Assessing how the NY Jets could use a Dalvin Cook and Breece Hall backfield

What would a Breece Hall/Dalvin Cook backfield look like?

NY Jets, Dalvin Cook
NY Jets, Dalvin Cook / Stephen Maturen/GettyImages

It looks increasingly likely that the NY Jets will sign Pro Bowl running back Dalvin Cook before the weekend ends. The former Minnesota Vikings running back has played against new Jets quarterback Aaron Rodgers plenty of times in their NFC North battles, and now they want to team up.

This would be a great move for the Jets to add another dynamic playmaker to their offense in late July. The only question is how the offense works with both Cook and Breece Hall.

New offensive coordinator Nathaniel Hackett does have some experience utilizing two running backs during his time in Green Bay. Rodgers himself said the Jets offense this year will be "one he’s had success in," with some "West Coast flavor," but ultimately, it’s "Hackett’s offense."

So let’s examine how two running backs were used during Hackett’s time with Rodgers in Green Bay.

2019 and 2020

In 2019 and 2020, there was a clear RB1 and RB2 distinction between Aaron Jones and Jamaal Williams. Jones saw about double the number of carries as Williams did.

Over those two seasons, Jones saw the 10th and 15th most carries amongst running backs in the NFL, respectively, while Williams received the 43rd and 36th most.

Jones was also a top receiving target. In both 2019 and 2020, Jones saw the second-most receiving targets for the Packers, trailing only Davante Adams. Jones was even in the top 10 in the NFL for receiving targets as a running back in both seasons.

Williams was also targeted a fair amount for a backup running back — he was the seventh and sixth target for the Packers in 2019 and 2020, respectively.

This seemed to be how many thought the Jets would approach the running back room in 2023. Breece Hall, assuming he is healthy, would receive the bulk of the carries and get a good amount of receiving targets.

Either Michael Carter, Zonovan Knight, or maybe even Israel Abanikanda would win the second running back spot and still have a productive season.
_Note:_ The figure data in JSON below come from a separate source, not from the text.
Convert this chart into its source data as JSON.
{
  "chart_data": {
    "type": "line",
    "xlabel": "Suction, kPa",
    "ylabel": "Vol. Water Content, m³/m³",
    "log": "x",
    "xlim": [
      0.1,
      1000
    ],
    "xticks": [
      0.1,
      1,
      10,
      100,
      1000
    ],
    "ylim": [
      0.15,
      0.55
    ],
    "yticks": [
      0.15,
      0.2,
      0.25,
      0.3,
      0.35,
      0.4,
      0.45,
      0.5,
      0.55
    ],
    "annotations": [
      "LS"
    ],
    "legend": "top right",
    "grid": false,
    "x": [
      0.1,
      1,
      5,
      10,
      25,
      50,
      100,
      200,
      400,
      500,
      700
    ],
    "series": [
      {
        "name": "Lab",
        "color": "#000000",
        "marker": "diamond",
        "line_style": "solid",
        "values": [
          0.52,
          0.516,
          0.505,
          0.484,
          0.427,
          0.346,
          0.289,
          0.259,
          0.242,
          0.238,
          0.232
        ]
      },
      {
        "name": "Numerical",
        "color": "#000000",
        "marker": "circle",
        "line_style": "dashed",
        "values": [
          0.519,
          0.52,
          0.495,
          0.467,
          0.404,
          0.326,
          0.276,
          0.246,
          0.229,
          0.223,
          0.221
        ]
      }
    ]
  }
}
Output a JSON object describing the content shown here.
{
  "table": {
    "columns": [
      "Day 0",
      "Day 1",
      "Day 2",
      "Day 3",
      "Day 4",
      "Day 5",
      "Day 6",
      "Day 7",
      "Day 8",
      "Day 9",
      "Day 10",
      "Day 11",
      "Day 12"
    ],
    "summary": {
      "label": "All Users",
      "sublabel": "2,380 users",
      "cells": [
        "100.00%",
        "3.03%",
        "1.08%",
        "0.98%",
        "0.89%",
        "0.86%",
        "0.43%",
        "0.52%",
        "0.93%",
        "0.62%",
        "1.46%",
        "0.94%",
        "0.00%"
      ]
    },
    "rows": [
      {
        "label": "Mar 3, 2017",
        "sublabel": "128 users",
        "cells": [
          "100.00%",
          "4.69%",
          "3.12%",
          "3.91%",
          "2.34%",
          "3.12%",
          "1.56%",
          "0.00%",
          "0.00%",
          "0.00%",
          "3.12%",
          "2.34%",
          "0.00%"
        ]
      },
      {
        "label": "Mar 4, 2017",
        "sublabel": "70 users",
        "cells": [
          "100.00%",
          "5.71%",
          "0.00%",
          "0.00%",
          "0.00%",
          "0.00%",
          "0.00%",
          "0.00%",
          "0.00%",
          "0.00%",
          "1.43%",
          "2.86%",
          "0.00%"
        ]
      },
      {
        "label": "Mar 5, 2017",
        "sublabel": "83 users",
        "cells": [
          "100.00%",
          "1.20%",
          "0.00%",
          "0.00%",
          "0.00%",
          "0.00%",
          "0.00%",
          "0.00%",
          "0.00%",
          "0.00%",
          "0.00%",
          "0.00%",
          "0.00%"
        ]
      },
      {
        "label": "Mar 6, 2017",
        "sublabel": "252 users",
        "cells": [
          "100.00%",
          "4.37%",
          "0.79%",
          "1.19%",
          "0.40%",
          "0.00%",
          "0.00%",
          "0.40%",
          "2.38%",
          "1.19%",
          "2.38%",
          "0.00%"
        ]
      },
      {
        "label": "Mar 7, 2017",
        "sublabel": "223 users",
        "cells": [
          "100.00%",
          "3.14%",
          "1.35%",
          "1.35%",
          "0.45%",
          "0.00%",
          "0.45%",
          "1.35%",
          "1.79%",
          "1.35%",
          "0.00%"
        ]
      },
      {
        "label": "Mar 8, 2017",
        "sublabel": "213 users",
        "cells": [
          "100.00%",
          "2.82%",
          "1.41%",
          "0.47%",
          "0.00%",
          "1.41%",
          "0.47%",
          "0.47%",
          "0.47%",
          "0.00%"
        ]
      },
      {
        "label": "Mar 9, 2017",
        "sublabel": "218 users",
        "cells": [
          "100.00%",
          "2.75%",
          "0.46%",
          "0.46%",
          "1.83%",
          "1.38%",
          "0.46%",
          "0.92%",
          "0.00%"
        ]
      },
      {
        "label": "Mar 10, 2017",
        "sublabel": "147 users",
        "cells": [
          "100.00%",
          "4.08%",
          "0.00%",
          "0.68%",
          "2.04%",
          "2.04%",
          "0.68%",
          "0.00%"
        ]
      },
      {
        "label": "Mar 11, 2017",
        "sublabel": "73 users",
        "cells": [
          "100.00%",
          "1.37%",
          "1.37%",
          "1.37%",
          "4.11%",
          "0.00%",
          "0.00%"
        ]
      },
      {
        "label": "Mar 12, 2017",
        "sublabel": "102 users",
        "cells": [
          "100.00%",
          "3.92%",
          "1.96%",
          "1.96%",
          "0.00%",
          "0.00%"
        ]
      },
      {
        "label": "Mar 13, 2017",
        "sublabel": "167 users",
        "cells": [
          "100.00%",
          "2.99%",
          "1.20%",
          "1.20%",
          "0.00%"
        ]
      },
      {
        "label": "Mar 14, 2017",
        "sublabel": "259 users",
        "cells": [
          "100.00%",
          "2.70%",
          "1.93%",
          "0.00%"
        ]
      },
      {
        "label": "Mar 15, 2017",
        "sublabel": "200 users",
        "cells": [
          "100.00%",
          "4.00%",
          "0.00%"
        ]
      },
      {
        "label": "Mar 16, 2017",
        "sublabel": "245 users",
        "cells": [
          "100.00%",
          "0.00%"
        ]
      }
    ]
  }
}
With Cook possibly in the fold, you would think the workload would be more evenly divided between the two.


In 2021, Williams would leave the Packers, and second-year player A.J. Dillon would take on a much larger role. Dillon actually wound up with 16 more rushing attempts, although Jones still had four more yards (803 to 799), and that was with Jones missing two games. Dillon ranked 20th in attempts in the NFL, while Jones was just four spots behind at 24.

Jones was still heavily utilized in the passing game, again finishing second on the Packers in targets. Dillon was targeted 37 times, comparable to Williams' numbers the two years prior.

The workload was much more evenly split, and it seems like this was the plan for Hackett to take with him to Denver last season. However, after a season-ending injury to Javonte Williams and eventually Melvin Gordon, that was not in the cards.


Each running back pair wound up with extremely similar results: 1,602 yards combined in 2021, 1,609 in 2020, and 1,544 in 2019. Also, in receiving yards combined with 704 in 2021, 591 in 2020, and 727 in 2019.

However, it was in 2021 that the Packers saw the highest Pro Football Focus run grade with a 91.1 grade — good for third in the NFL. In 2020, they were also third in the NFL, but with a slightly worse 87.7 grade, and in 2019, they ranked eighth with a 79.2.

With Hall coming off of a torn ACL, the Jets likely want an easier workload for him and some added insurance in case he is not ready to go come Week 1.

Hall and Cook would combine for one of, if not the best, running back duos in the NFL. Both excel as rushers and receivers, and although Hall is probably the better of the two at this point, there is room in this offense for both players.